Le mot figure dans tous les dictionnaires du français depuis le Moyen Âge. Son histoire, sa définition exacte et ses différentes fonctions syntaxiques — voilà ce que cet article démêle, avec des exemples qui parlent vraiment.
La définition de « combien » et son origine
Étymologie et histoire du mot
« Combien » vient de la fusion de com (issu du latin quomodo, « comment ») et de bien, au sens ancien de « beaucoup ». La forme apparaît dès le XIIe siècle dans des textes en ancien français, où com bien s’écrivait encore en deux mots.
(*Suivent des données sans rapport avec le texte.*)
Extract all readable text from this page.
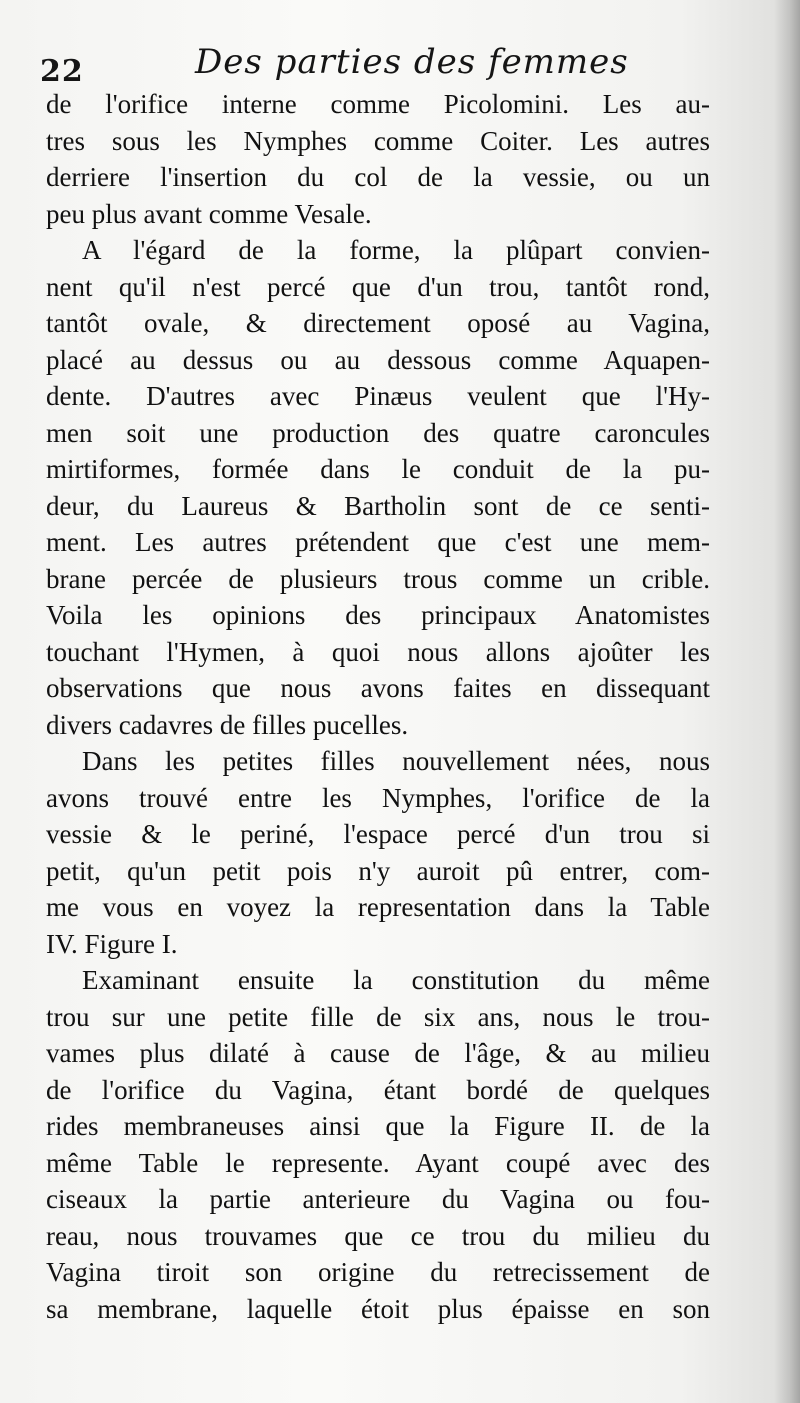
22	Des parties des femmes
de l'orifice interne comme Picolomini. Les au-
tres sous les Nymphes comme Coiter. Les autres
derriere l'insertion du col de la vessie, ou un
peu plus avant comme Vesale.
A l'égard de la forme, la plûpart convien-
nent qu'il n'est percé que d'un trou, tantôt rond,
tantôt ovale, & directement oposé au Vagina,
placé au dessus ou au dessous comme Aquapen-
dente. D'autres avec Pinæus veulent que l'Hy-
men soit une production des quatre caroncules
mirtiformes, formée dans le conduit de la pu-
deur, du Laureus & Bartholin sont de ce senti-
ment. Les autres prétendent que c'est une mem-
brane percée de plusieurs trous comme un crible.
Voila les opinions des principaux Anatomistes
touchant l'Hymen, à quoi nous allons ajoûter les
observations que nous avons faites en dissequant
divers cadavres de filles pucelles.
Dans les petites filles nouvellement nées, nous
avons trouvé entre les Nymphes, l'orifice de la
vessie & le periné, l'espace percé d'un trou si
petit, qu'un petit pois n'y auroit pû entrer, com-
me vous en voyez la representation dans la Table
IV. Figure I.
Examinant ensuite la constitution du même
trou sur une petite fille de six ans, nous le trou-
vames plus dilaté à cause de l'âge, & au milieu
de l'orifice du Vagina, étant bordé de quelques
rides membraneuses ainsi que la Figure II. de la
même Table le represente. Ayant coupé avec des
ciseaux la partie anterieure du Vagina ou fou-
reau, nous trouvames que ce trou du milieu du
Vagina tiroit son origine du retrecissement de
sa membrane, laquelle étoit plus épaisse en son
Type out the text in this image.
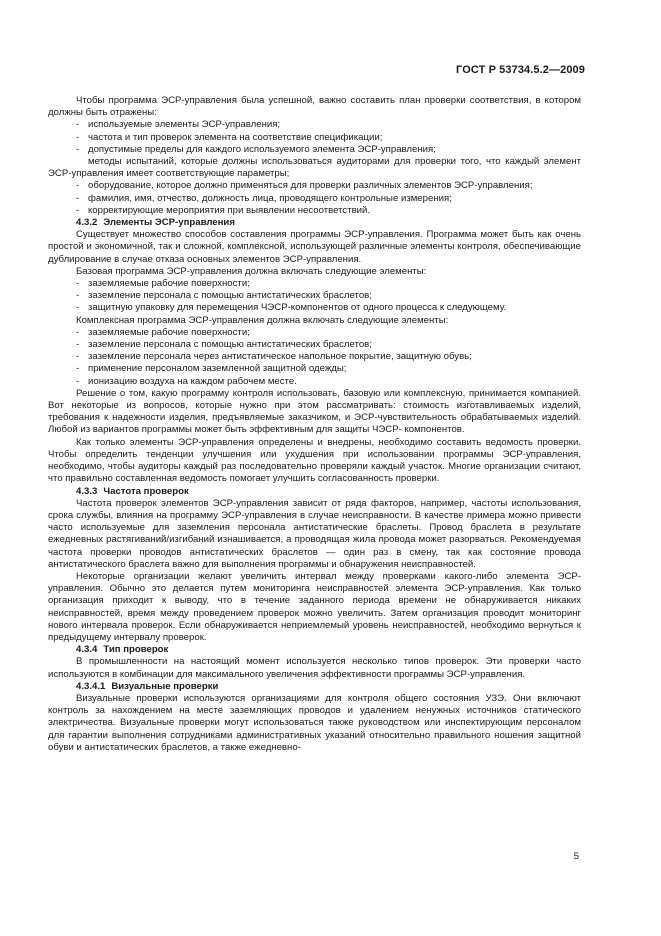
ГОСТ Р 53734.5.2—2009

Чтобы программа ЭСР-управления была успешной, важно составить план проверки соответствия, в котором должны быть отражены:

- используемые элементы ЭСР-управления;
- частота и тип проверок элемента на соответствие спецификации;
- допустимые пределы для каждого используемого элемента ЭСР-управления;
- методы испытаний, которые должны использоваться аудиторами для проверки того, что каждый элемент ЭСР-управления имеет соответствующие параметры;
- оборудование, которое должно применяться для проверки различных элементов ЭСР-управления;
- фамилия, имя, отчество, должность лица, проводящего контрольные измерения;
- корректирующие мероприятия при выявлении несоответствий.

4.3.2 Элементы ЭСР-управления

Существует множество способов составления программы ЭСР-управления. Программа может быть как очень простой и экономичной, так и сложной, комплексной, использующей различные элементы контроля, обеспечивающие дублирование в случае отказа основных элементов ЭСР-управления.

Базовая программа ЭСР-управления должна включать следующие элементы:

- заземляемые рабочие поверхности;
- заземление персонала с помощью антистатических браслетов;
- защитную упаковку для перемещения ЧЭСР-компонентов от одного процесса к следующему.

Комплексная программа ЭСР-управления должна включать следующие элементы:

- заземляемые рабочие поверхности;
- заземление персонала с помощью антистатических браслетов;
- заземление персонала через антистатическое напольное покрытие, защитную обувь;
- применение персоналом заземленной защитной одежды;
- ионизацию воздуха на каждом рабочем месте.

Решение о том, какую программу контроля использовать, базовую или комплексную, принимается компанией. Вот некоторые из вопросов, которые нужно при этом рассматривать: стоимость изготавливаемых изделий, требования к надежности изделия, предъявляемые заказчиком, и ЭСР-чувствительность обрабатываемых изделий. Любой из вариантов программы может быть эффективным для защиты ЧЭСР- компонентов.

Как только элементы ЭСР-управления определены и внедрены, необходимо составить ведомость проверки. Чтобы определить тенденции улучшения или ухудшения при использовании программы ЭСР-управления, необходимо, чтобы аудиторы каждый раз последовательно проверяли каждый участок. Многие организации считают, что правильно составленная ведомость помогает улучшить согласованность проверки.

4.3.3 Частота проверок

Частота проверок элементов ЭСР-управления зависит от ряда факторов, например, частоты использования, срока службы, влияния на программу ЭСР-управления в случае неисправности. В качестве примера можно привести часто используемые для заземления персонала антистатические браслеты. Провод браслета в результате ежедневных растягиваний/изгибаний изнашивается, а проводящая жила провода может разорваться. Рекомендуемая частота проверки проводов антистатических браслетов — один раз в смену, так как состояние провода антистатического браслета важно для выполнения программы и обнаружения неисправностей.

Некоторые организации желают увеличить интервал между проверками какого-либо элемента ЭСР-управления. Обычно это делается путем мониторинга неисправностей элемента ЭСР-управления. Как только организация приходит к выводу, что в течение заданного периода времени не обнаруживается никаких неисправностей, время между проведением проверок можно увеличить. Затем организация проводит мониторинг нового интервала проверок. Если обнаруживается неприемлемый уровень неисправностей, необходимо вернуться к предыдущему интервалу проверок.

4.3.4 Тип проверок

В промышленности на настоящий момент используется несколько типов проверок. Эти проверки часто используются в комбинации для максимального увеличения эффективности программы ЭСР-управления.

4.3.4.1 Визуальные проверки

Визуальные проверки используются организациями для контроля общего состояния УЗЭ. Они включают контроль за нахождением на месте заземляющих проводов и удалением ненужных источников статического электричества. Визуальные проверки могут использоваться также руководством или инспектирующим персоналом для гарантии выполнения сотрудниками административных указаний относительно правильного ношения защитной обуви и антистатических браслетов, а также ежедневно-

5
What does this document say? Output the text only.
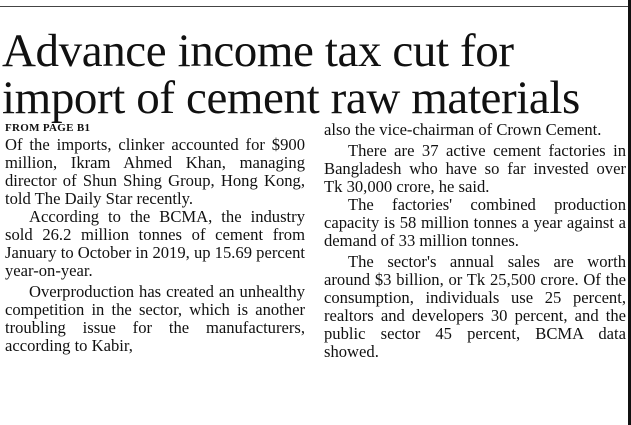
Advance income tax cut for
import of cement raw materials
FROM PAGE B1

Of the imports, clinker accounted for $900 million, Ikram Ahmed Khan, managing director of Shun Shing Group, Hong Kong, told The Daily Star recently.

According to the BCMA, the industry sold 26.2 million tonnes of cement from January to October in 2019, up 15.69 percent year-on-year.

Overproduction has created an unhealthy competition in the sector, which is another troubling issue for the manufacturers, according to Kabir,

also the vice-chairman of Crown Cement.

There are 37 active cement factories in Bangladesh who have so far invested over Tk 30,000 crore, he said.

The factories' combined production capacity is 58 million tonnes a year against a demand of 33 million tonnes.

The sector's annual sales are worth around $3 billion, or Tk 25,500 crore. Of the consumption, individuals use 25 percent, realtors and developers 30 percent, and the public sector 45 percent, BCMA data showed.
Le dictionnaire de l’Académie française l’atteste ensuite en un seul mot dès ses premières éditions.
Ce point est souvent oublié : le « bien » de « combien » n’a rien à voir avec la notion morale de bien ou de vertu. Cela vient d’un sens adverbial de quantité, aujourd’hui disparu dans cet emploi-là mais conservé figé dans le mot.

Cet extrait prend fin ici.